En estos últimos años, se ha hablado y debatido mucho sobre los problemas hereditarios y de mala salud que sufren muchos perros de raza pura. Y, aunque un buen criador (consciente de sus prácticas y sobre todo, con ética) te rebatirá lo contrario, lo cierto es que, el efecto secundario de mantener separadas las diferentes razas de perro, y su consiguiente falta de diversidad genética, puede aumentar el riesgo de enfermedades hereditarias como el cáncer, la conocida displasia de cadera, o incluso, la ceguera.

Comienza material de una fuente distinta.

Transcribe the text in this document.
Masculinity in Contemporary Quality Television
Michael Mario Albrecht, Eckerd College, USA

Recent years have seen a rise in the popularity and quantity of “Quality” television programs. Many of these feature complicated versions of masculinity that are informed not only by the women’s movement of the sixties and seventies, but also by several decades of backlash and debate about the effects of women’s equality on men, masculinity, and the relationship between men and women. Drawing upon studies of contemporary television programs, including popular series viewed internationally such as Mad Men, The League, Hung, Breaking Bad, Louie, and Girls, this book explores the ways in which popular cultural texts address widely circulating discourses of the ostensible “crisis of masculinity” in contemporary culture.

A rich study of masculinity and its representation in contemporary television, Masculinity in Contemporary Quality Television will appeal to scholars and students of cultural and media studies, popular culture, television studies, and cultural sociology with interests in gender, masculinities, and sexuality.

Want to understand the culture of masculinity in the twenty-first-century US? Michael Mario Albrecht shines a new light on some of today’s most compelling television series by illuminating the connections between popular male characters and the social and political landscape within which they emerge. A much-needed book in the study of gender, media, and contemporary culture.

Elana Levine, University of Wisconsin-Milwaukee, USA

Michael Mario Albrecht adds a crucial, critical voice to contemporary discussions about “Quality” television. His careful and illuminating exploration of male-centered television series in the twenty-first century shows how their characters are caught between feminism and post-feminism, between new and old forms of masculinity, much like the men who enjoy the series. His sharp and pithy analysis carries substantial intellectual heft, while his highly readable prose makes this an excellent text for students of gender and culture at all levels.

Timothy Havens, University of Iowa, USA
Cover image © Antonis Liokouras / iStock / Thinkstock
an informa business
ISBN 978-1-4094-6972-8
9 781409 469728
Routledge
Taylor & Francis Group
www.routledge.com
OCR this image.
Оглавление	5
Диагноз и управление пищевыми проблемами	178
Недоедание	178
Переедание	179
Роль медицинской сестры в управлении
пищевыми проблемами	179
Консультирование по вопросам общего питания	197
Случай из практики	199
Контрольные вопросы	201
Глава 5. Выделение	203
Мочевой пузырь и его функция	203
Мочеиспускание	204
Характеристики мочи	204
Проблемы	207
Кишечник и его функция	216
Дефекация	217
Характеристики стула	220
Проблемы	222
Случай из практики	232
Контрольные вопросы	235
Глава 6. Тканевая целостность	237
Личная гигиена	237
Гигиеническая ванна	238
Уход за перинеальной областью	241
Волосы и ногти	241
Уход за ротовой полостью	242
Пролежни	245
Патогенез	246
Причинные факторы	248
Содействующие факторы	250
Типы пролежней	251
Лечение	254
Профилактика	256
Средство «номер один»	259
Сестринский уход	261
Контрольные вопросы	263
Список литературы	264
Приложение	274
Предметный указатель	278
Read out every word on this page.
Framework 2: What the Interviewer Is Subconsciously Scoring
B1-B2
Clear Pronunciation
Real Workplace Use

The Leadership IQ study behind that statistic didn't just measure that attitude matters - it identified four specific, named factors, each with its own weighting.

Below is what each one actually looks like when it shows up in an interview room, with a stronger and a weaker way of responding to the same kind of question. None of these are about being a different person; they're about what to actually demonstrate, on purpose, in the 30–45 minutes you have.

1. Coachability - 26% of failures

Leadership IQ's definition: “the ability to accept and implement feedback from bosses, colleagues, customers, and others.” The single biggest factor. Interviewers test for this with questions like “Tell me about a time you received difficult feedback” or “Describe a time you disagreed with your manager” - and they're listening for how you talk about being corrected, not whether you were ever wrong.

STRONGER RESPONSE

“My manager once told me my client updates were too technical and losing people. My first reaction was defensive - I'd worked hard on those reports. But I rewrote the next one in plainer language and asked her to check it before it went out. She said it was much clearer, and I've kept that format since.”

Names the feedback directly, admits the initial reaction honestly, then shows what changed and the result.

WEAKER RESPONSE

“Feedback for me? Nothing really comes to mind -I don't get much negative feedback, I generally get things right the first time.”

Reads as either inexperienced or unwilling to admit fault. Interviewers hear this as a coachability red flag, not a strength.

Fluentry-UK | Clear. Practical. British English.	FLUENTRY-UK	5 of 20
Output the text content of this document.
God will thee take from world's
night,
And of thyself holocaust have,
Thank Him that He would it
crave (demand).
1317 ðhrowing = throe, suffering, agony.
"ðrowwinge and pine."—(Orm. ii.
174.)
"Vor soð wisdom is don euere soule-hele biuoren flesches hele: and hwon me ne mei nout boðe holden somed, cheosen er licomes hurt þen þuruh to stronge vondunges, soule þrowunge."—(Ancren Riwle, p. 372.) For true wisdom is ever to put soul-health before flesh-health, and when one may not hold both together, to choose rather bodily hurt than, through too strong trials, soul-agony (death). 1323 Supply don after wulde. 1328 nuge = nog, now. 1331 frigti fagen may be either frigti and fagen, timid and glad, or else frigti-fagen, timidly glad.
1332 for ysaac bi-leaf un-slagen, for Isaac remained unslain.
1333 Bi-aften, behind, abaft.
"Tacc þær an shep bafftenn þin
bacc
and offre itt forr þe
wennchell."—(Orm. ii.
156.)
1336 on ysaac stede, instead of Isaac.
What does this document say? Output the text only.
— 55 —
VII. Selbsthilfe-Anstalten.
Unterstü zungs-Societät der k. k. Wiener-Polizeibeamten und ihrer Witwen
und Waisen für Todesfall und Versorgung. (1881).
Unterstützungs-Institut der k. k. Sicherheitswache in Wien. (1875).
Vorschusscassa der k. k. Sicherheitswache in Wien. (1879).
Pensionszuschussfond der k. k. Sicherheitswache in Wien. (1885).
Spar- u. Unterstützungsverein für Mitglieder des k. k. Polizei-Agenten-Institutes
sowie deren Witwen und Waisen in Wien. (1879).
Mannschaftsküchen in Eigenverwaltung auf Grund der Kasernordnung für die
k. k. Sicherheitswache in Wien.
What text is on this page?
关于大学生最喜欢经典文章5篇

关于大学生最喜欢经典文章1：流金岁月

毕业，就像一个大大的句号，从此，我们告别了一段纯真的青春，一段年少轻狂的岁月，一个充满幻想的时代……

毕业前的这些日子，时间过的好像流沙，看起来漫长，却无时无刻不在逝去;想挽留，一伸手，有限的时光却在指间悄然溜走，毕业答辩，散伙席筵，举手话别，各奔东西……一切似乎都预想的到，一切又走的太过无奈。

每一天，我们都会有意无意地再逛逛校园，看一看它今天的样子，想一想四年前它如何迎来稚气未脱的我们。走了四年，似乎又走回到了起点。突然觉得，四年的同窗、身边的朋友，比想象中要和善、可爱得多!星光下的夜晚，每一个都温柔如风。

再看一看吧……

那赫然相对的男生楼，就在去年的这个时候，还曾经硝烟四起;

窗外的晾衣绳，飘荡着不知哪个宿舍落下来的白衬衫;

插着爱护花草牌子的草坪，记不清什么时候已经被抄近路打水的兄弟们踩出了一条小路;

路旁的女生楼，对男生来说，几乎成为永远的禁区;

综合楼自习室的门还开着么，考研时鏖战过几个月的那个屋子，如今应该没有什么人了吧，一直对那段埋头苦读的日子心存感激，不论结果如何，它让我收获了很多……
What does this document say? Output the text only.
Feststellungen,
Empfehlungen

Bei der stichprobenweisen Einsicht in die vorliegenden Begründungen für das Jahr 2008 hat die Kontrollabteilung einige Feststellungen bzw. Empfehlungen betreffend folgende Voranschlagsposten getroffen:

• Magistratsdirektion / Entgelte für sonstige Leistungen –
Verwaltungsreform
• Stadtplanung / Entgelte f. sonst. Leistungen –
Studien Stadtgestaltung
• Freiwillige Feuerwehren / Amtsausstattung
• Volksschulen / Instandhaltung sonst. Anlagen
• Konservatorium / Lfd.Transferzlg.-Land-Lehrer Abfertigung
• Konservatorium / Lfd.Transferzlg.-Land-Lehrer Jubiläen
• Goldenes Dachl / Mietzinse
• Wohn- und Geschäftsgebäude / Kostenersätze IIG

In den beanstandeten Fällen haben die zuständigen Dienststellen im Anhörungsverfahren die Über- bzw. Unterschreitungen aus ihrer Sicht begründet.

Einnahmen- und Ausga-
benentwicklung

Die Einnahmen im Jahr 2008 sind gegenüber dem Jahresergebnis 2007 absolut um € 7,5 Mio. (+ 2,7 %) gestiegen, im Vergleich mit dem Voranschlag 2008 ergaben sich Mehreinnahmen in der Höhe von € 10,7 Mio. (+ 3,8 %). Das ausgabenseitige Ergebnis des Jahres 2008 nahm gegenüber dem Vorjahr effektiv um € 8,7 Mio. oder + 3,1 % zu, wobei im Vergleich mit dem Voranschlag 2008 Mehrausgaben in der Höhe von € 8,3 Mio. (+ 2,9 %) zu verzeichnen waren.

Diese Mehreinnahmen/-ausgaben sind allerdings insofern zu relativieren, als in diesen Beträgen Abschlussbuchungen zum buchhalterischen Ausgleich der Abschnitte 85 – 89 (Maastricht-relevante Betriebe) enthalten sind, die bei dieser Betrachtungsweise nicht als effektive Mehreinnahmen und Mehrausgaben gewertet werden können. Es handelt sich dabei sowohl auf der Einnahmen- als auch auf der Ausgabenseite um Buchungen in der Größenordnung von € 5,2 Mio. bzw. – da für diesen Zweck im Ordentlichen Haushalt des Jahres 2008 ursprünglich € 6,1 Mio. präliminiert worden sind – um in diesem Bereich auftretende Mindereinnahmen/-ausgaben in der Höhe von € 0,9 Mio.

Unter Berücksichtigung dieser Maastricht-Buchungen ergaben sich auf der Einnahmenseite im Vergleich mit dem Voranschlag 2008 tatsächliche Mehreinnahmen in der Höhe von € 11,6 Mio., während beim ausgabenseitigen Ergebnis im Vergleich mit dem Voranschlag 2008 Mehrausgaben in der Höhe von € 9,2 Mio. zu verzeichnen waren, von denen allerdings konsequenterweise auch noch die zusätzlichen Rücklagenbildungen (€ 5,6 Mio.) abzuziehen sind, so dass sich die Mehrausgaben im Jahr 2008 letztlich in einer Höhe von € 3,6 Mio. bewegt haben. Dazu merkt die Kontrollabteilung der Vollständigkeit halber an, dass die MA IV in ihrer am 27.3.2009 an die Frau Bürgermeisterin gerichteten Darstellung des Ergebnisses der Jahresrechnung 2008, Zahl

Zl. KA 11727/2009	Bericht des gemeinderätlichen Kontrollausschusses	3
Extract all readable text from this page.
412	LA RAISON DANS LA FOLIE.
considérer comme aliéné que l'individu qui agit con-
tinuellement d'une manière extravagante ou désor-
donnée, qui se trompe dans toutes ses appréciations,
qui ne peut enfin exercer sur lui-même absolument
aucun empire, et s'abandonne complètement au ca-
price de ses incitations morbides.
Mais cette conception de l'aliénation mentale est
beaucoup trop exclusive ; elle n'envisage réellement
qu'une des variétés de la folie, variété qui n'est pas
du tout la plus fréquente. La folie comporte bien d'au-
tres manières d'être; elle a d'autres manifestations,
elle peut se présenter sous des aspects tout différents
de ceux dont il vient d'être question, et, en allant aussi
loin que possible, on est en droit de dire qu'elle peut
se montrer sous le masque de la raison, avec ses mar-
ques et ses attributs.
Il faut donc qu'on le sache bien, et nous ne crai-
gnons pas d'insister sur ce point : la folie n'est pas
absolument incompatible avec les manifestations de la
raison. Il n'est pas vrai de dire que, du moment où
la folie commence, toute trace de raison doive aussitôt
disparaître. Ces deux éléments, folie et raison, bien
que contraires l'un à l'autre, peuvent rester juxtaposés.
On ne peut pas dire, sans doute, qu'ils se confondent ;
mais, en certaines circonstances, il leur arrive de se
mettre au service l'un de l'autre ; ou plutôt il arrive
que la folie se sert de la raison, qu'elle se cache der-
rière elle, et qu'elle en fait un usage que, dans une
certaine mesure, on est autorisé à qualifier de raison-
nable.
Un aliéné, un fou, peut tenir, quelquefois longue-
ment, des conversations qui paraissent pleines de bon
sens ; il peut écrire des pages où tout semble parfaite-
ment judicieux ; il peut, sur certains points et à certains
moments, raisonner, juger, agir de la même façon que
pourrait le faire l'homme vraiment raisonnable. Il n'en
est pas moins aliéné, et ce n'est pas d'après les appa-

Por lo que puedo decir como educadora (no cómo genetista), es que no hay estudios que respalden ninguna de las afirmaciones. Pero, hablando de una manera genérica con amigos del gremio y veterinarios, parece que los perros mestizos tienden a ser más sanos y duros e, incluso, tienden a vivir más tiempo que los perros de raza pura.

Mestizos VS ‘De Raza’

De manera general, tendemos a separar a los perros en dos grupos: mixtos o mestizos, y los de raza. Éstos, se consideran de raza pura, cuando sus características morfológicas y conductuales están detalladas, registradas y establecidas como estándar de raza en un país específico a través de asociaciones y comisiones de estándares de raza. Estos a su vez, también deberán estar registrado en el FCI (Federación Cinológica Internacional), un comité mundial con 99 miembros y socios de todos los países, los cuales expiden sus propios pedigríes y forman sus propios jueces.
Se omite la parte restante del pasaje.